Zamane peynirleri de öyle. Peynire benziyor ama gerçek peynir
değil. Büyük bir peynir dükkânı sahibi, çay sohbetinde dostuna,
sattığım peynirlerden bir lokmasını bile evime götürmem demiş. O
“güzelim” peynirleri niçin çoluk çocuğuna yedirmiyor acaba?
İçlerinde neler var?
Sucuklar, sucuklar, sosisler… İçlerine D eti, YD eti, E eti, A eti,
K eti karıştırılıyormuş…
Ah ballar vah ballar… Çeşit çeşit ballar… İçinde hiç bal olmayan,
sadece bal aroması ve bal rengi boya bulunan ballar… Biraz bal, bol
bol şeker, mısır şurubu, glikoz olan karışık ballar… Beş kilosu 100
liraya bal al, bal kürü yap, gençleş, güzelleş… Bal bal bal…
Ah ekmekler, vah ekmekler… Beyaz, bembeyaz, en beyaz, beyaz üstü
beyaz ekmekler… Ah nerede o eski ekmekler… O da ekmek, bu da ekmek…
Halkın benzine bakınız, niçin bu kadar soluk, bu kadar
renksiz?..
Yumurtadan çıktıktan sonra otuz küsur gün içinde kocaman tavuk olan
civcivler… Kırkından önce kesilmezlerse çatlayıp ölüyorlarmış…
Kırmızı etlere, tavuk etlerine yüzde on beş su ilave eden cihazlar
varmış.
Eski sütlü kaymaklı vişneli İstanbul dondurmaları nelere
gittiler?
Fi tarihinde limonata limon suyu, limon kabuğu rendesi, şeker ve su
ile yapılırmış. O zamanlarda limon aroması icat edilmemişmiş.
Geçen gün aldığım simit niçin mideme oturdu?
Sızma zeytinyağının bu kadar ucuz olması mümkün değil? Bazı “süper
sızma zeytinyağları” niçin böyle ucuz? İşin içinde bir alavere
dalavere olmasın?
Margarinin içine tereyağı aroması konulunca tereyağına benziyormuş.

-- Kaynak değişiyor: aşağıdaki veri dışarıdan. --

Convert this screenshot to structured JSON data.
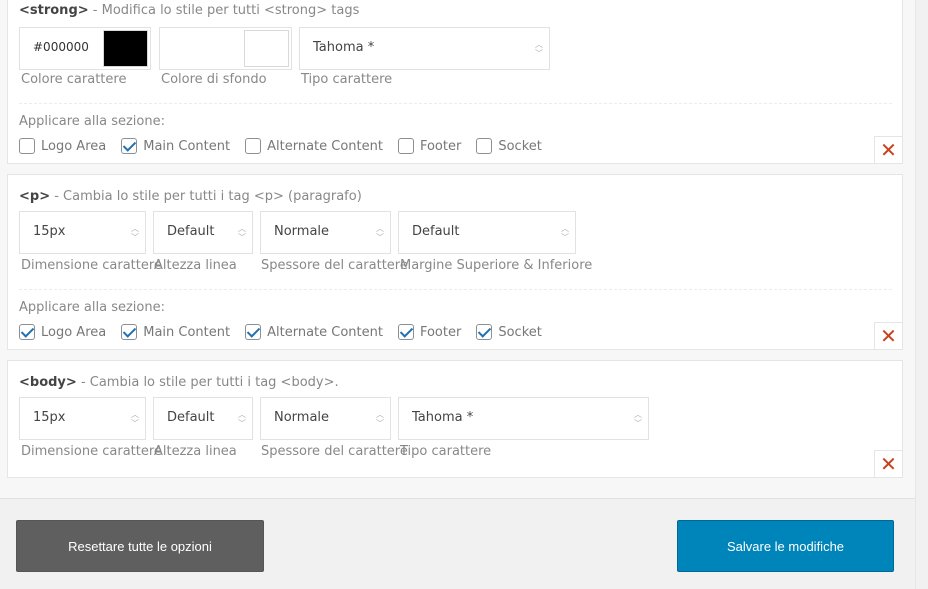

Görünüşü, rengi, kokusu, etiketi tereyağıymış ama kendisi
değilmiş.
Eski gerçek domatesler, yeni sun’î (yapay) domatesler…
Gıda sanayii kimyaları: Yüzlerce çeşit aroma, boya, koruyucu…
Hormonlar, kimyevî gübreler…
Eski bir masaldan bir cümle: Tavayı ocağa koydu, bir kaşık tereyağı
eritti, üzerine iki köy tavuğu yumurtası kırdı, esmer ekmekle
afiyetle yedi. İsterseniz bu cümleye bir ilave yapabiliriz: Yanında
köy yoğurdundan yapılmış nefis bir ayran içti…
Sun’î gıdalar ve yanlış beslenme soykırımı…
Halkın zehirlenmesine göz yumma suçu…
Bozuk sahte gıda ve meşrubat satanlara arada bir hamamın namusunu
kurtarmak kabilinden gülünç cezalar veriliyor.
Bu cezalar caydırıcı değil.
İçine şeker karıştırarak “Halis Muhlis Bal” markasıyla mı
satıyordu, yakalandıktan sonra markayı değiştirip işe devam ediyor.
Ar yılı değil, kâr yılıdır.
Nice ağır suç işleyenlerin tutuksuz yargılandığı bir devr-i
dilâradayız.
Kimyalı ve sağlıksız gıda ve meşrubat sanayii en fazla hizmeti
hastahane ve ilaç sektörüne yapıyor.
Şu heriflere Nobel vermeli. Yaptıkları cihazın büyük hunisinden D
eti, A eti, E eti, haram etler koyuyorlar, öbür tarafından nefis
dana eti çıkıyor.
Ballar, peynirler, yoğurtlar, sucuklar, meşrubat, yumurtalar,
tavuklar, ekmekler…
Gıda soykırımı, hastahaneler, emarlar, sonografiler, fonografiler,
monografiler tahliller...
Yahu, halkın rengi niçin bu kadar soluk? Niçin bu kadar çok
hastamız var? Niçin bu kadar fazla ilaç tüketiliyor?